Arshile Gorky (1904-1948)
Arshile Gorky (1904-1948)

Two Forms (Study for Nighttime, Enigma, and Nostalgia) (recto); Untitled (Head of a Woman) (verso)

Details
Arshile Gorky (1904-1948)
Two Forms (Study for Nighttime, Enigma, and Nostalgia) (recto); Untitled (Head of a Woman) (verso)
pen and India ink on paper
19 7/8 x 25½ in. (50.5 x 64.9 cm.)
Drawn in 1932-1934
Provenance
Sidney Janis Gallery, New York.
Mr. and Mrs. Samuel H. Maslon, Wayzata, Minnesota.
B.C. Holland, Inc., Chicago.
Acquired from the above by the present owner, 1978.
Literature
J. Levy, Arshile Gorky, New York, pl. 124.
Exhibited
Chicago, Museum of Contemporary Art, In the Mind's Eye: Dada and Surrealism, November 1984-January 1985, p. 151 (illustrated).
Madrid, Fundación Caja de Pensiones and London, Whitechapel Art Gallery, Arshile Gorky: 1904-1948, October 1989-March 1990, no. 58 (illustrated in color, p. 138).
The Art Institute of Chicago, Graphic Modernism, Selections from the Francey and Dr. Martin L. Gecht Collection, November 2003-January 2004, p. 160, no. 129 (illustrated in color).

Lot Essay

During the 1930s, the enigmatic artist Arshile Gorky produced several versions of his early masterpiece, Nighttime, Enigma, and Nostalgia. These had begun by taking Giorgio de Chirico's 1913 painting Il tempiale mortale as a point of departure. Within Gorky's works, the portion occupied by a blackboard with diagrams in de Chirico's work became a forum for a free and increasingly abstract exploration of forms in space. This proved to be a point of liberation for Gorky, as he freed himself from the burden of direct figuration and instead created evocative yet abstract images.

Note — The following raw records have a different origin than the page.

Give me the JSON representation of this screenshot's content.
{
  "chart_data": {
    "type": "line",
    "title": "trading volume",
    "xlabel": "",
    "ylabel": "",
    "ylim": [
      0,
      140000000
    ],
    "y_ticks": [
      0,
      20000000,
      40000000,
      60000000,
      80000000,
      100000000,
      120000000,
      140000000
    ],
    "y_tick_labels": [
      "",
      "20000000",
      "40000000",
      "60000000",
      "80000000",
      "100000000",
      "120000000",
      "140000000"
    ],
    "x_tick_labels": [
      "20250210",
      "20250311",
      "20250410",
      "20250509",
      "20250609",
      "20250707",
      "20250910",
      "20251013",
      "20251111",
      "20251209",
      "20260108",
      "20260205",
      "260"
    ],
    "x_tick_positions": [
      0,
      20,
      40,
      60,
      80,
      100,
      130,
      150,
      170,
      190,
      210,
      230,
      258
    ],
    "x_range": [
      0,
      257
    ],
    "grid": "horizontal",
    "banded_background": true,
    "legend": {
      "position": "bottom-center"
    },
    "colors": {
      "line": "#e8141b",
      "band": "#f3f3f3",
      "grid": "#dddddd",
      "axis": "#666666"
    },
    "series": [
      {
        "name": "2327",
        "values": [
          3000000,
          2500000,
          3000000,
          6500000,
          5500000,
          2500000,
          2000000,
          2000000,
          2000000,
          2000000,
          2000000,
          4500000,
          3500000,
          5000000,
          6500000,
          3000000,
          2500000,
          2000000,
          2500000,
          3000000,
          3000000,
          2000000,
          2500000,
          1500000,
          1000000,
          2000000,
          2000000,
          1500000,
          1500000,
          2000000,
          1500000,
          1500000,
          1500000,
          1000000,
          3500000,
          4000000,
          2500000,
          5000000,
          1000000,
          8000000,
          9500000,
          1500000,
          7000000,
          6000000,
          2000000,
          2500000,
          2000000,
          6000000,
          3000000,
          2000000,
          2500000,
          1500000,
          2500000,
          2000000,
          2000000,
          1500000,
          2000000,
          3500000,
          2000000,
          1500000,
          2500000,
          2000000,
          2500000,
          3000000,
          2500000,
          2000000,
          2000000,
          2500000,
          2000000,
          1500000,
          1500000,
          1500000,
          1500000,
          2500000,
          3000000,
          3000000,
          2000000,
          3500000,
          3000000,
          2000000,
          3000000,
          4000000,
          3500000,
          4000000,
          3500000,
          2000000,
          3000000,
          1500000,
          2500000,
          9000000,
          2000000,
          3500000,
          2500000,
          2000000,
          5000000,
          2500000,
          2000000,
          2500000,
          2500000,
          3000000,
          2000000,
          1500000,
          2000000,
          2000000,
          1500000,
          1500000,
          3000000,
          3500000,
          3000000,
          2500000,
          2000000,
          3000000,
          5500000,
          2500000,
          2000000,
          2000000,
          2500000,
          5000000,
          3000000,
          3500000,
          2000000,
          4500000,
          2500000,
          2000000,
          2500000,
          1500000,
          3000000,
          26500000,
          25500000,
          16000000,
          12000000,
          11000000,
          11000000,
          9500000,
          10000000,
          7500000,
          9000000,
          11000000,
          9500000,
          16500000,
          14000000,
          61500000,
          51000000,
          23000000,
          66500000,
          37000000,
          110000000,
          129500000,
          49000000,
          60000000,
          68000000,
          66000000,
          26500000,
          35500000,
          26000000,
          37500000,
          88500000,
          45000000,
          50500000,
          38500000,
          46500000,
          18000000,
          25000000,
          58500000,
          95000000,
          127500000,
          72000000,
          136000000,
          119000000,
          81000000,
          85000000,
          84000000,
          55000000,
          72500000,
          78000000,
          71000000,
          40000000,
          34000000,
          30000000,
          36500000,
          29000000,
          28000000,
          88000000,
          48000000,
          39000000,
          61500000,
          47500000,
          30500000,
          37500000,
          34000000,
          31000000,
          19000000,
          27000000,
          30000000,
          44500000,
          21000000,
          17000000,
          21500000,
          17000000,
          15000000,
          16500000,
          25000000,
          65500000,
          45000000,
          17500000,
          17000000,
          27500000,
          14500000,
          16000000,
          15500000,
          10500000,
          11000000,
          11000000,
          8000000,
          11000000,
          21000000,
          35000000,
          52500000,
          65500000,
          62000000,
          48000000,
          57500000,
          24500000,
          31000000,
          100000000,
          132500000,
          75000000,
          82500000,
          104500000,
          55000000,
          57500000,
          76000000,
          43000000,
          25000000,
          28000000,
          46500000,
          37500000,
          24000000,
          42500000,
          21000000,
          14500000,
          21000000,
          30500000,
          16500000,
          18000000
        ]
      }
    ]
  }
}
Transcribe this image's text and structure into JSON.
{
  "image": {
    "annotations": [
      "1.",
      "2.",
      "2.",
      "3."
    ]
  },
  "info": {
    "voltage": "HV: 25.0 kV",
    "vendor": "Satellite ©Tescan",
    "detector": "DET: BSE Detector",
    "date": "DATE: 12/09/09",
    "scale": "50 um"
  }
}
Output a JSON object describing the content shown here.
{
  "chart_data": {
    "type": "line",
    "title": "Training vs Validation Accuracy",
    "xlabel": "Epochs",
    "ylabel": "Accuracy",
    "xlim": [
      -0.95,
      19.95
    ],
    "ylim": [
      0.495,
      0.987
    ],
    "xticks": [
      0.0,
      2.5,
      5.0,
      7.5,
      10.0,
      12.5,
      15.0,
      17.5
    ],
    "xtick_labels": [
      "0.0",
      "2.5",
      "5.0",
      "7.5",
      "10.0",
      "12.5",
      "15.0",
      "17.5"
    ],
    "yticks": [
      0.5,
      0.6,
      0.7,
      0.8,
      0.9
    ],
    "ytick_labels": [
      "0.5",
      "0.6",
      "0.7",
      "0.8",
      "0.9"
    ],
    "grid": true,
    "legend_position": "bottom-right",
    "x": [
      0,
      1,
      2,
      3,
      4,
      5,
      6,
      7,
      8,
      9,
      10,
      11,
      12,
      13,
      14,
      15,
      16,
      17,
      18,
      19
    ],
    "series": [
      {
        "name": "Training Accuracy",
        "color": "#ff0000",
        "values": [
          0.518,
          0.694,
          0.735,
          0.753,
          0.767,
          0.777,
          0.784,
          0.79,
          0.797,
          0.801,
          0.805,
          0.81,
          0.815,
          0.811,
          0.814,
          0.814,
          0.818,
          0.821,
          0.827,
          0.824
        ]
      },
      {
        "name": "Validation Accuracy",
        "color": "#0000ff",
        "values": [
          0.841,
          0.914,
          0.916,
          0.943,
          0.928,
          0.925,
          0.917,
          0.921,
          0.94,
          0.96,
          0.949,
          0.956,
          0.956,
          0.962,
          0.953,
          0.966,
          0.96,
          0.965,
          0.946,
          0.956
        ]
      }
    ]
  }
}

The importance of this revelation for Gorky is demonstrated in works such as Two Forms (Study for Nighttime, Enigma, and Nostalgia, where he focused solely on this portion of the composition, abandoning the rest. The two forms of the title appear to straddle a strange and subliminal gap between Picasso's Cubism and Miró's deeply personal Surrealism, making the title highly apt. This is an enigma, with the finely-hatched background lending a sense of the nocturnal, while the whole is pervaded by the lyrical sense of nostalgia, of a search for the lost forms of the artist's childhood in Armenia. The forms have a strong sense of solidity, and yet remain ungraspable, unreadable, shimmering on the border of recognition. It is in keeping with this sense of mournful and atmospheric lyricism that, describing the forms in Nighttime, Enigma, and Nostalgia, Gorky commented that his inspiration had been 'wounded birds, poverty, and one whole week of rain' (quoted in M. Spender and B. Rose, Arshile Gorky and the Genesis of Abstractrion: Drawings from the Early 1930s, exh. cat., Seattle, 1994, p. 60).